Approximately 11,000 years ago a point was formed in front of the ice rim formation in conjunction with the uplift of the land. At the drift’s western slope, a sand terrace was formed where the sea stood still for a long period of time and where extreme storms dug out a huge cut in the slope.
Approximately 6,000 years ago, Lygnern became a lake in front of the terminal moraine, and the uplift of the land widened the coastal slope.
Today, there are water ponds in the gravel pits at Fjärås Bräcka. The ponds are infiltration ponds for municipal drinking water and the area is a water protection area.
Cultural History
There are residences and stone chamber graves from the Stone Age here. Individual Stone Age tools have been found on the drift that, during antiquity, made for a natural land bridge for people who travelled out to the coast.

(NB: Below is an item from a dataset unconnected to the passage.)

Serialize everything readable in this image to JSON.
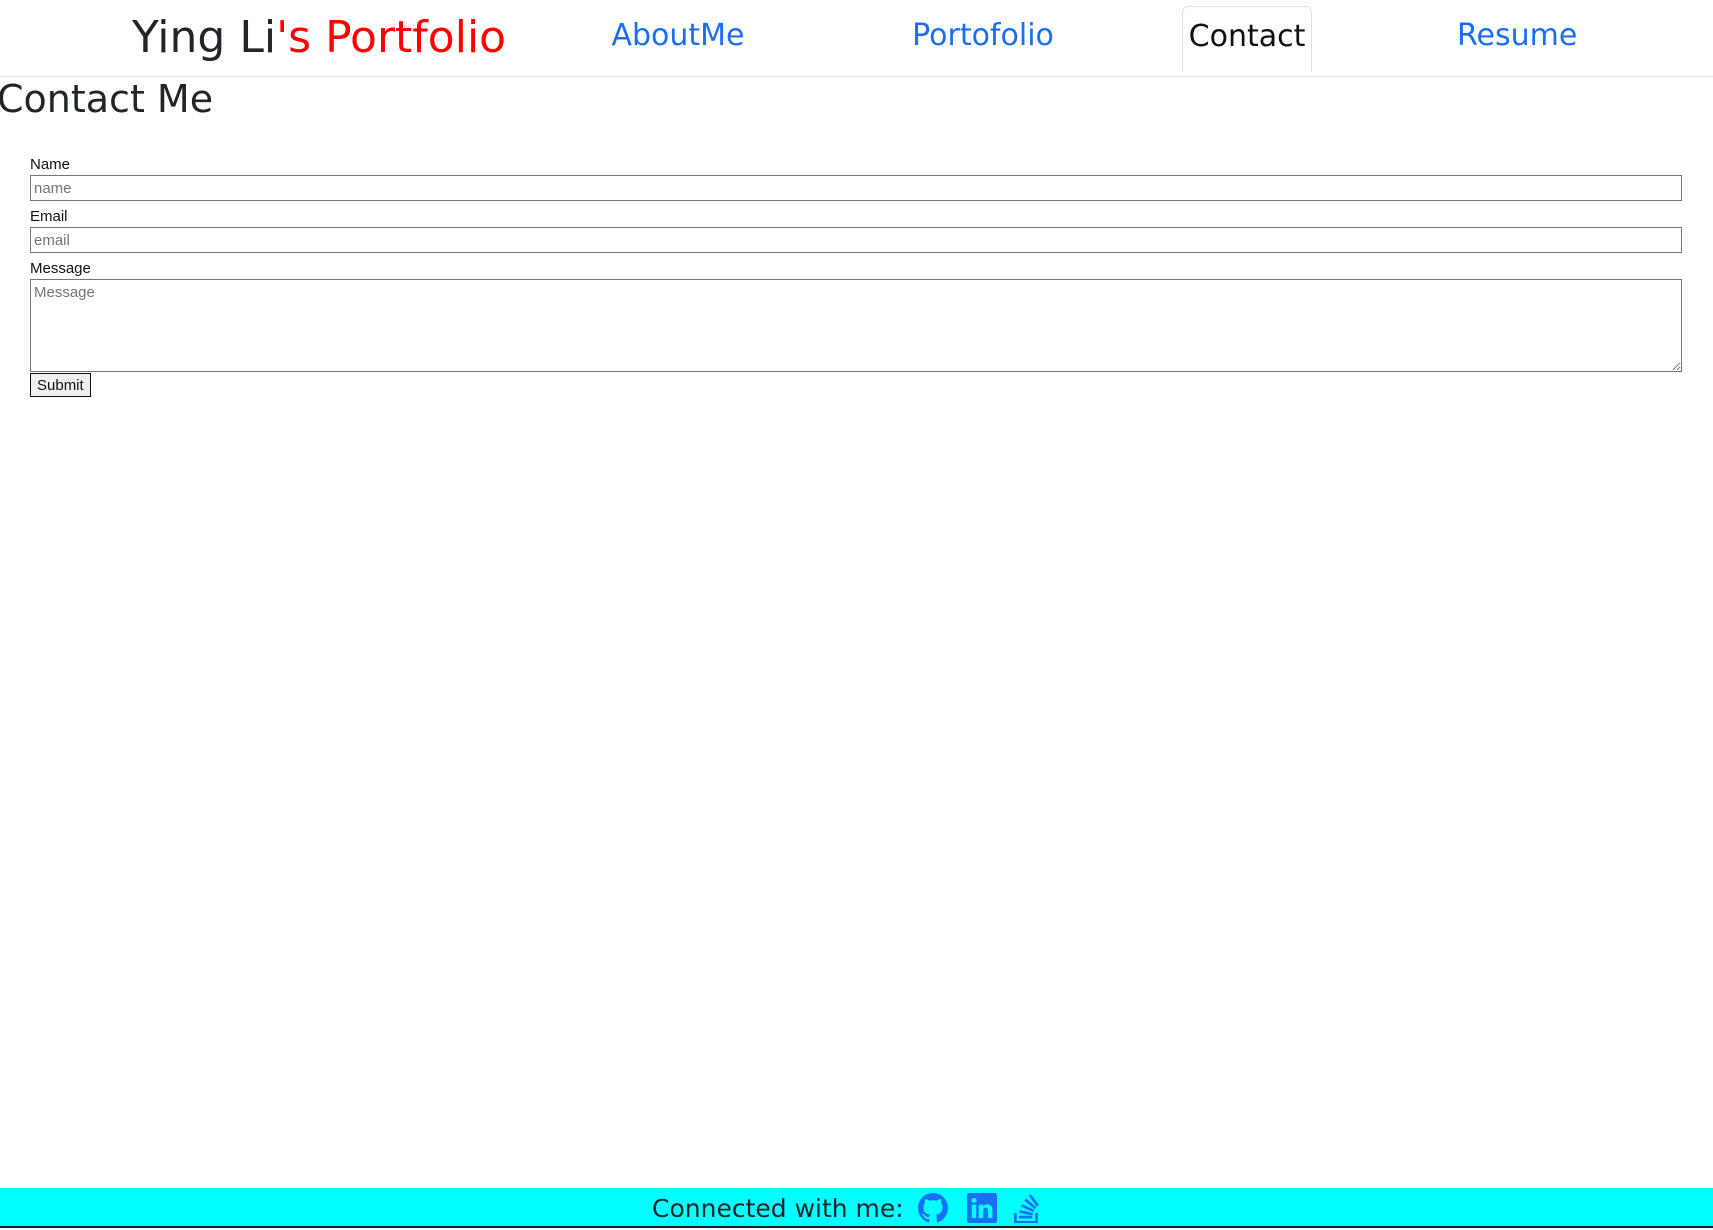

The old Förlanda road, which has a lineage from the Stone Age to the Middle Ages, travels along the crest of the ridge and was a part of the main transport corridor through the Danish-Norwegian kingdom between Copenhagen and Kristiania, the so-called Kungsleden (King’s trail).
There are remains from the Bronze and Iron Ages, but the most well known is the large Iron Age graveyard of Li, with over 100 raised stones. The area has probably had a firm population since the Bronze Age.

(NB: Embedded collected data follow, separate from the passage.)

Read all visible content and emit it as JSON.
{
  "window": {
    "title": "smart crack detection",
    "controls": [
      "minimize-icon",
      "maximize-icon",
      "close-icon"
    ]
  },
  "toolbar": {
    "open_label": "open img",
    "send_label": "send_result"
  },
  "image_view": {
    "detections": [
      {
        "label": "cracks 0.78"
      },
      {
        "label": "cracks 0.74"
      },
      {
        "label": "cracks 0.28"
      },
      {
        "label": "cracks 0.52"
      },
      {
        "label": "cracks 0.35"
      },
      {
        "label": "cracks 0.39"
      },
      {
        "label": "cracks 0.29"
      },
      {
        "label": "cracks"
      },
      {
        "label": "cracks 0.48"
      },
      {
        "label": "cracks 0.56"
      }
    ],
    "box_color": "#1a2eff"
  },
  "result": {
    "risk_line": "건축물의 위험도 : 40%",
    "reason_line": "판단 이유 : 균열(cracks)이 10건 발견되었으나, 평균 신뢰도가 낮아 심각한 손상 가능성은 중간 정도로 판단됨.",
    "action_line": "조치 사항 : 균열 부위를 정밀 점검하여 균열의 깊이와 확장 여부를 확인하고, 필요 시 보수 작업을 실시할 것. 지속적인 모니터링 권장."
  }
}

People have previously impacted the landscape through the care of livestock and agriculture. It is believed that Fjärås Bräcka may have been unforested even during the Bronze and Iron Age.
Up to the end of the 1800s, the landscape was small-scale with small farms, backwoods, and deciduous forests.
Nature reserve since 1976
At the end of the 1800s, SJ – the national railroads – formed a gravel pit in the western slope. Pine trees were sown in the moorlands and huge amounts of gravel were crushed, long into the 1900s. The interest in exploiting the huge gravel assets was great, but it simultaneously caused strong protest. Discussions of the future of the drift lasted for several decades, and in 1976, it was decided that the area would become a nature reserve.
Today, the quarry is dismantled and a vast section of the coniferous forest in the reserve has been felled. Work continues to recreate parts of the old moorland landscapes.